Buoyed by Dana-Farber-led research, FDA approves first oral drug for cancer-related diarrhea syndrome

Spurred by the results of trials led by Dana-Farber Cancer Institute’s Matthew Kulke, MD, the Food and Drug Administration (FDA) has approved Xermelo™, the first oral treatment for carcinoid syndrome diarrhea, a rare but potentially debilitating condition in patients with neuroendocrine tumors.

The approval promises to improve the lives of the approximately 14,000 people in the United States who have been diagnosed with the syndrome and have had few options for managing it. The condition produces frequent, severe diarrhea that can interfere with the ability to lead an active life, as well as cause facial flushing, abdominal pain, fatigue, and, over time, heart valve damage. At risk for the condition are patients with neuroendocrine tumors, cancers of the hormonal and nervous systems that usually occur in the intestine but may also arise in the pancreas, lung, and elsewhere in the body. Not all such tumors are malignant, but even people with benign forms are at risk for the diarrhea syndrome.
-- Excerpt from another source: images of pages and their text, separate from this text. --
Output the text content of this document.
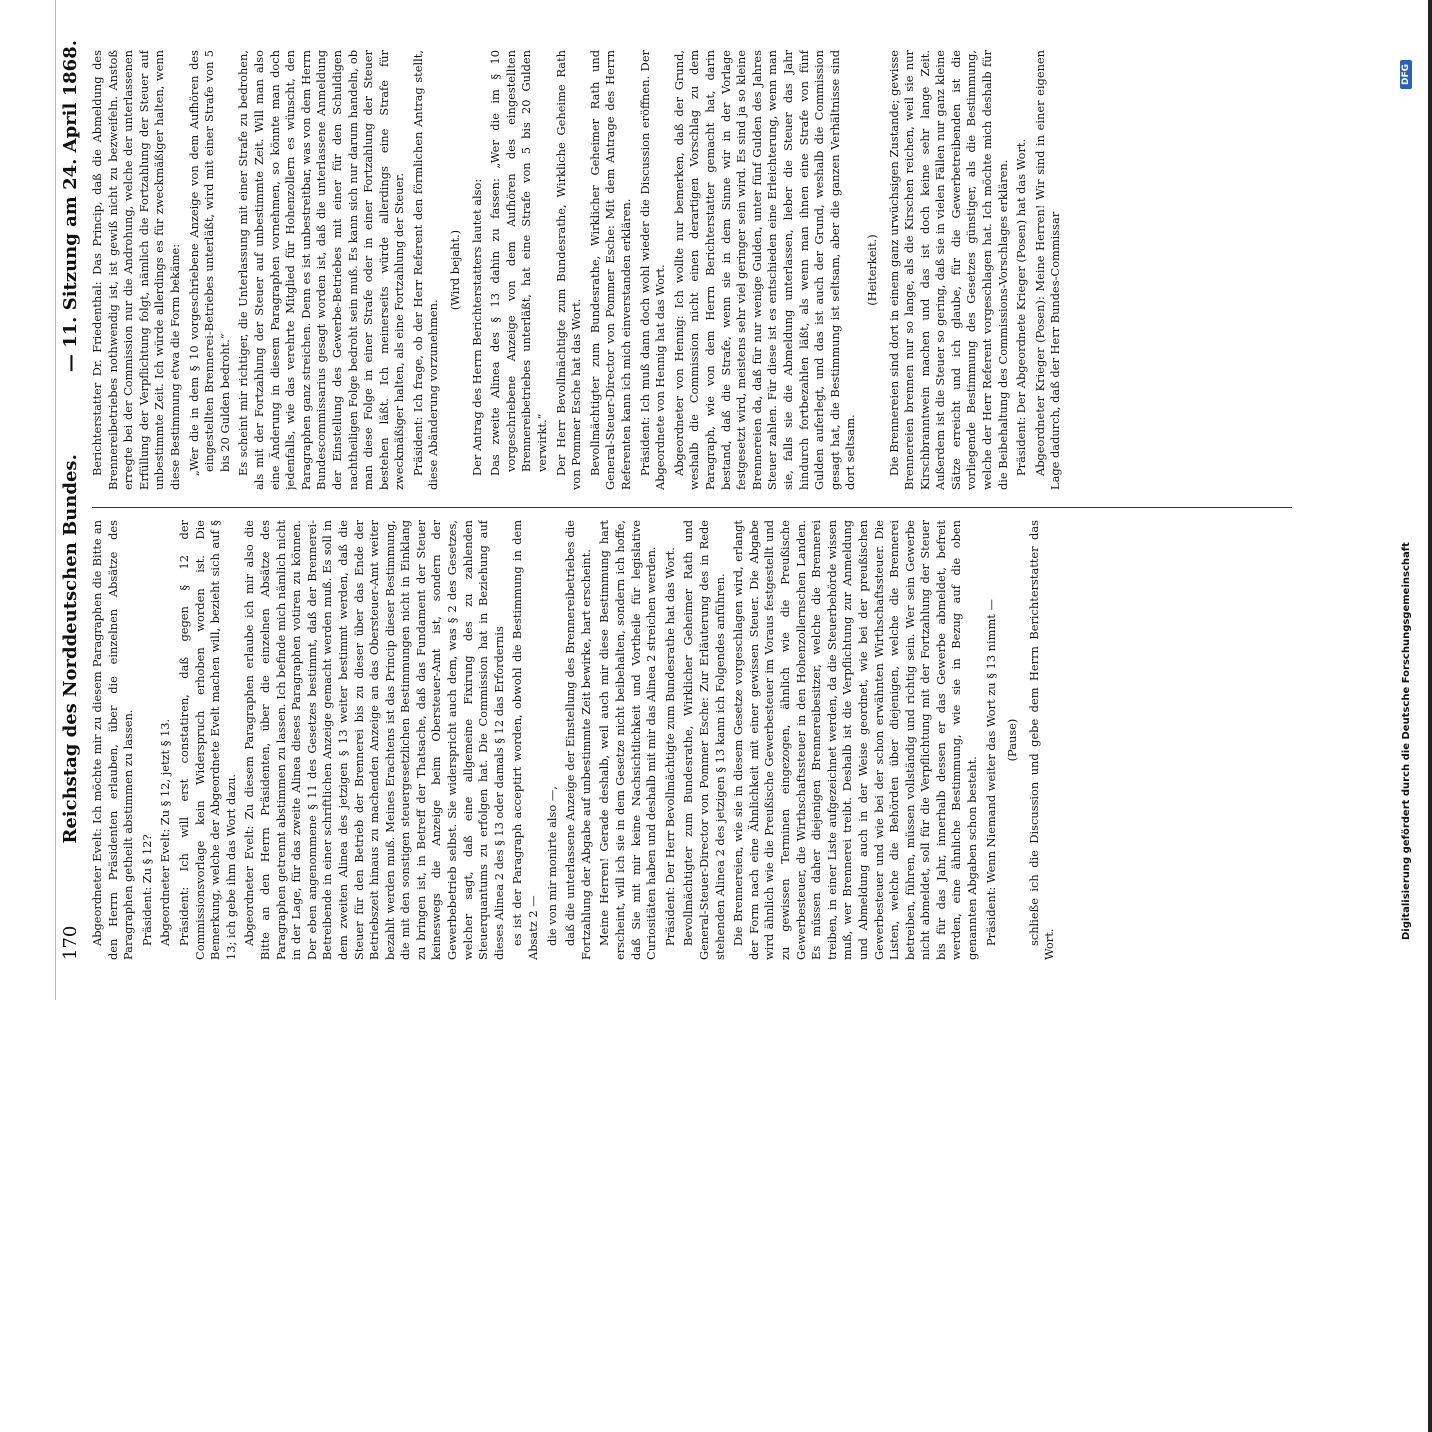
170
Reichstag des Norddeutschen Bundes.
— 11. Sitzung am 24. April 1868.

Abgeordneter Evelt: Ich möchte mir zu diesem Paragraphen die Bitte an den Herrn Präsidenten erlauben, über die einzelnen Absätze des Paragraphen getheilt abstimmen zu lassen. Präsident: Zu § 12? Abgeordneter Evelt: Zu § 12, jetzt § 13. Präsident: Ich will erst constatiren, daß gegen § 12 der Commissionsvorlage kein Widerspruch erhoben worden ist. Die Bemerkung, welche der Abgeordnete Evelt machen will, bezieht sich auf § 13; ich gebe ihm das Wort dazu. Abgeordneter Evelt: Zu diesem Paragraphen erlaube ich mir also die Bitte an den Herrn Präsidenten, über die einzelnen Absätze des Paragraphen getrennt abstimmen zu lassen. Ich befinde mich nämlich nicht in der Lage, für das zweite Alinea dieses Paragraphen votiren zu können. Der eben angenommene § 11 des Gesetzes bestimmt, daß der Brennerei-Betreibende in einer schriftlichen Anzeige gemacht werden muß. Es soll in dem zweiten Alinea des jetzigen § 13 weiter bestimmt werden, daß die Steuer für den Betrieb der Brennerei bis zu dieser über das Ende der Betriebszeit hinaus zu machenden Anzeige an das Obersteuer-Amt weiter bezahlt werden muß. Meines Erachtens ist das Princip dieser Bestimmung, die mit den sonstigen steuergesetzlichen Bestimmungen nicht in Einklang zu bringen ist, in Betreff der Thatsache, daß das Fundament der Steuer keineswegs die Anzeige beim Obersteuer-Amt ist, sondern der Gewerbebetrieb selbst. Sie widerspricht auch dem, was § 2 des Gesetzes, welcher sagt, daß eine allgemeine Fixirung des zu zahlenden Steuerquantums zu erfolgen hat. Die Commission hat in Beziehung auf dieses Alinea 2 des § 13 oder damals § 12 das Erfordernis es ist der Paragraph acceptirt worden, obwohl die Bestimmung in dem Absatz 2 — die von mir monirte also —, daß die unterlassene Anzeige der Einstellung des Brennereibetriebes die Fortzahlung der Abgabe auf unbestimmte Zeit bewirke, hart erscheint. Meine Herren! Gerade deshalb, weil auch mir diese Bestimmung hart erscheint, will ich sie in dem Gesetze nicht beibehalten, sondern ich hoffe, daß Sie mit mir keine Nachsichtlichkeit und Vortheile für legislative Curiositäten haben und deshalb mit mir das Alinea 2 streichen werden. Präsident: Der Herr Bevollmächtigte zum Bundesrathe hat das Wort. Bevollmächtigter zum Bundesrathe, Wirklicher Geheimer Rath und General-Steuer-Director von Pommer Esche: Zur Erläuterung des in Rede stehenden Alinea 2 des jetzigen § 13 kann ich Folgendes anführen. Die Brennereien, wie sie in diesem Gesetze vorgeschlagen wird, erlangt der Form nach eine Ähnlichkeit mit einer gewissen Steuer. Die Abgabe wird ähnlich wie die Preußische Gewerbesteuer im Voraus festgestellt und zu gewissen Terminen eingezogen, ähnlich wie die Preußische Gewerbesteuer, die Wirthschaftssteuer in den Hohenzollernschen Landen. Es müssen daher diejenigen Brennereibesitzer, welche die Brennerei treiben, in einer Liste aufgezeichnet werden, da die Steuerbehörde wissen muß, wer Brennerei treibt. Deshalb ist die Verpflichtung zur Anmeldung und Abmeldung auch in der Weise geordnet, wie bei der preußischen Gewerbesteuer und wie bei der schon erwähnten Wirthschaftssteuer. Die Listen, welche die Behörden über diejenigen, welche die Brennerei betreiben, führen, müssen vollständig und richtig sein. Wer sein Gewerbe nicht abmeldet, soll für die Verpflichtung mit der Fortzahlung der Steuer bis für das Jahr, innerhalb dessen er das Gewerbe abmeldet, befreit werden, eine ähnliche Bestimmung, wie sie in Bezug auf die oben genannten Abgaben schon besteht. Präsident: Wenn Niemand weiter das Wort zu § 13 nimmt — (Pause) schließe ich die Discussion und gebe dem Herrn Berichterstatter das Wort.

Berichterstatter Dr. Friedenthal: Das Princip, daß die Abmeldung des Brennereibetriebes nothwendig ist, ist gewiß nicht zu bezweifeln. Anstoß erregte bei der Commission nur die Androhung, welche der unterlassenen Erfüllung der Verpflichtung folgt, nämlich die Fortzahlung der Steuer auf unbestimmte Zeit. Ich würde allerdings es für zweckmäßiger halten, wenn diese Bestimmung etwa die Form bekäme: „Wer die in dem § 10 vorgeschriebene Anzeige von dem Aufhören des eingestellten Brennerei-Betriebes unterläßt, wird mit einer Strafe von 5 bis 20 Gulden bedroht.“ Es scheint mir richtiger, die Unterlassung mit einer Strafe zu bedrohen, als mit der Fortzahlung der Steuer auf unbestimmte Zeit. Will man also eine Änderung in diesem Paragraphen vornehmen, so könnte man doch jedenfalls, wie das verehrte Mitglied für Hohenzollern es wünscht, den Paragraphen ganz streichen. Denn es ist unbestreitbar, was von dem Herrn Bundescommissarius gesagt worden ist, daß die unterlassene Anmeldung der Einstellung des Gewerbe-Betriebes mit einer für den Schuldigen nachtheiligen Folge bedroht sein muß. Es kann sich nur darum handeln, ob man diese Folge in einer Strafe oder in einer Fortzahlung der Steuer bestehen läßt. Ich meinerseits würde allerdings eine Strafe für zweckmäßiger halten, als eine Fortzahlung der Steuer. Präsident: Ich frage, ob der Herr Referent den förmlichen Antrag stellt, diese Abänderung vorzunehmen.

(Wird bejaht.) Der Antrag des Herrn Berichterstatters lautet also: Das zweite Alinea des § 13 dahin zu fassen: „Wer die im § 10 vorgeschriebene Anzeige von dem Aufhören des eingestellten Brennereibetriebes unterläßt, hat eine Strafe von 5 bis 20 Gulden verwirkt.“ Der Herr Bevollmächtigte zum Bundesrathe, Wirkliche Geheime Rath von Pommer Esche hat das Wort. Bevollmächtigter zum Bundesrathe, Wirklicher Geheimer Rath und General-Steuer-Director von Pommer Esche: Mit dem Antrage des Herrn Referenten kann ich mich einverstanden erklären. Präsident: Ich muß dann doch wohl wieder die Discussion eröffnen. Der Abgeordnete von Hennig hat das Wort. Abgeordneter von Hennig: Ich wollte nur bemerken, daß der Grund, weshalb die Commission nicht einen derartigen Vorschlag zu dem Paragraph, wie von dem Herrn Berichterstatter gemacht hat, darin bestand, daß die Strafe, wenn sie in dem Sinne wir in der Vorlage festgesetzt wird, meistens sehr viel geringer sein wird. Es sind ja so kleine Brennereien da, daß für nur wenige Gulden, unter fünf Gulden des Jahres Steuer zahlen. Für diese ist es entschieden eine Erleichterung, wenn man sie, falls sie die Abmeldung unterlassen, lieber die Steuer das Jahr hindurch fortbezahlen läßt, als wenn man ihnen eine Strafe von fünf Gulden auferlegt, und das ist auch der Grund, weshalb die Commission gesagt hat, die Bestimmung ist seltsam, aber die ganzen Verhältnisse sind dort seltsam.

(Heiterkeit.) Die Brennereien sind dort in einem ganz urwüchsigen Zustande; gewisse Brennereien brennen nur so lange, als die Kirschen reichen, weil sie nur Kirschbranntwein machen und das ist doch keine sehr lange Zeit. Außerdem ist die Steuer so gering, daß sie in vielen Fällen nur ganz kleine Sätze erreicht und ich glaube, für die Gewerbetreibenden ist die vorliegende Bestimmung des Gesetzes günstiger, als die Bestimmung, welche der Herr Referent vorgeschlagen hat. Ich möchte mich deshalb für die Beibehaltung des Commissions-Vorschlages erklären. Präsident: Der Abgeordnete Krieger (Posen) hat das Wort. Abgeordneter Krieger (Posen): Meine Herren! Wir sind in einer eigenen Lage dadurch, daß der Herr Bundes-Commissar

Digitalisierung gefördert durch die Deutsche Forschungsgemeinschaft
DFG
Xermelo is a first-in-class drug that targets the overproduction of serotonin, a chemical transmitter of nerve signals, inside neuroendocrine cells. The first clinical study of Xermelo (also called Telotristat Ethyl) was led by Kulke and performed at Dana-Farber. This initial study provided early evidence of both safety and efficacy. The FDA approval is based on safety and efficacy data from the subsequent international phase 3 TELESTAR trial also led by Kulke. The trial demonstrated that patients who took Xermelo in combination with somatostatin analogs (SSAs), agents which slow the production of certain hormones, had significantly fewer bowel movements over a 12-week period than did patients taking a placebo. Forty-four percent of the patients treated with Xermelo had at least a 30 percent reduction in bowel movement frequency for at least half the 12-week study period.

“The FDA approval of Xermelo establishes a new treatment option that works within the tumor cells to inhibit serotonin production, a novel approach and new treatment pathway,” said Kulke, director of Dana-Farber’s Program in Neuroendocrine and Carcinoid Tumors. “Data from TELESTAR demonstrated that Xermelo can reduce the debilitating effects of carcinoid syndrome diarrhea, with a favorable efficacy and safety profile, even for individuals who have experienced limited success with above-label dosing of SSAs.”